Re: Stripping lang markup

Hi Jukka,

Thanks for the note.  You have found the right place.

+1 on your proposal.   I agree that the text language identification, e.g. 
<span lang="fr">Foo</span>, should be kept.    It is a simple tweak to 
avoid doing so.

Comments anyone?

take it easy,
Charlie


At 12:52 PM 3/18/2003 +0200, Jukka K. Korpela wrote:
>I have found the "Strip surplus tags in Word 2000 pages" in HTML-Kit very 
>useful.
>
>However, it seems to go too far in one issue: it removes language 
>markup.  Specifically, when a document is saved in "HTML" format by Word, 
>information about language is included.
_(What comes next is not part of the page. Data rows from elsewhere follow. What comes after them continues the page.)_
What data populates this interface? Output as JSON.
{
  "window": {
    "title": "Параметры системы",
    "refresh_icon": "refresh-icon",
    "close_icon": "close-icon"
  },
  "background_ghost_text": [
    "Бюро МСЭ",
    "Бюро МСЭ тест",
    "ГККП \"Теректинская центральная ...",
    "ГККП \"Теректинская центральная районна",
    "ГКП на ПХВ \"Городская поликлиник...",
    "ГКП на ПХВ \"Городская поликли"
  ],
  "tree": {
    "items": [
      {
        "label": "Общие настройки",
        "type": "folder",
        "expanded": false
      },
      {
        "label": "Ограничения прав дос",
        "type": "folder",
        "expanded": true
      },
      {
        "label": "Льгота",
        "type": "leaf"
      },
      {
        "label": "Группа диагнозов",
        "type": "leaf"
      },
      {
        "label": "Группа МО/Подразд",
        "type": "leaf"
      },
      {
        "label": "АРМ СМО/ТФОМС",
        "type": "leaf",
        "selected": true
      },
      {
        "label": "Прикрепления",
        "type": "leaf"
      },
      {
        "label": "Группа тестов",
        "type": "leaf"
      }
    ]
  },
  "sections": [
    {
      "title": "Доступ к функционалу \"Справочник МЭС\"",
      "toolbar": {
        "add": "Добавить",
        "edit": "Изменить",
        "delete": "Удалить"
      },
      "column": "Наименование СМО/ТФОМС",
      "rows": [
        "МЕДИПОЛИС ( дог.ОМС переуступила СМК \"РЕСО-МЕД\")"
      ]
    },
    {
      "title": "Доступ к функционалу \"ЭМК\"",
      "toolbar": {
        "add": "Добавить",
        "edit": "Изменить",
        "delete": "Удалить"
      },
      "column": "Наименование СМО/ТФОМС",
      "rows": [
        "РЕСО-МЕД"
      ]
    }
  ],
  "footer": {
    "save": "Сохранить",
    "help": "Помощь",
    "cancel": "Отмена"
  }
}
This seems to apply to such 
>information as specified by the author's settings of the language for
>different parts of the document (as opposite to Word's heuristic guesses 
>of language).
>
>It is useful for an author to set the language for text fragments in Word, 
>since he gets spelling checking according to each language.  It is 
>potentially very useful to carry this information over to HTML.  Although 
>language markup is still used rather little, it has great potential, as 
>described e.g. at
>http://www.w3.org/TR/html4/struct/dirlang.html
>http://www.w3.org/TR/WCAG10/#gl-abbreviated-and-foreign
>
>And part of making the potential a reality is to favor the use of language 
>markup - preferably so that it's easy to the author. And Word makes it 
>relatively easy.
>
>What happens when I, say, paint some words in a document otherwise in 
>Finnish and use Word's menu to set the language of those words English (in 
>a situation where Word's heuristics hasn't worked)? I don't really
>know the intrinsics of Word, but what it writes into "HTML" is like this:
>
><p class=MsoNormal><span lang=FI>(text in Finnnish)</span><span lang=EN-US
>style='mso-ansi-language:EN-US'>(text in English)</span><span 
>lang=FI>(text in
>Finnish)</span></p>
>
>This isn't optimally clever, and the style attribute with a Microsoft 
>specific stuff should stripped off, but the lang attributes _should_ be 
>preserved, together with any <span> markup needed to carry them.
>The lang attribute is completely standard (though HTML-Kit might wish to 
>add equivalent xml:lang attributes as well) and structural.
>
>Note that currently HTML-Kit strips away e.g. a LANG attribute from <body> 
>as well, so this isn't just a by-product of stripping <span>.
>
>--
>Jukka "Yucca" Korpela, http://www.cs.tut.fi/~jkorpela/

Received on Tuesday, 18 March 2003 11:17:06 UTC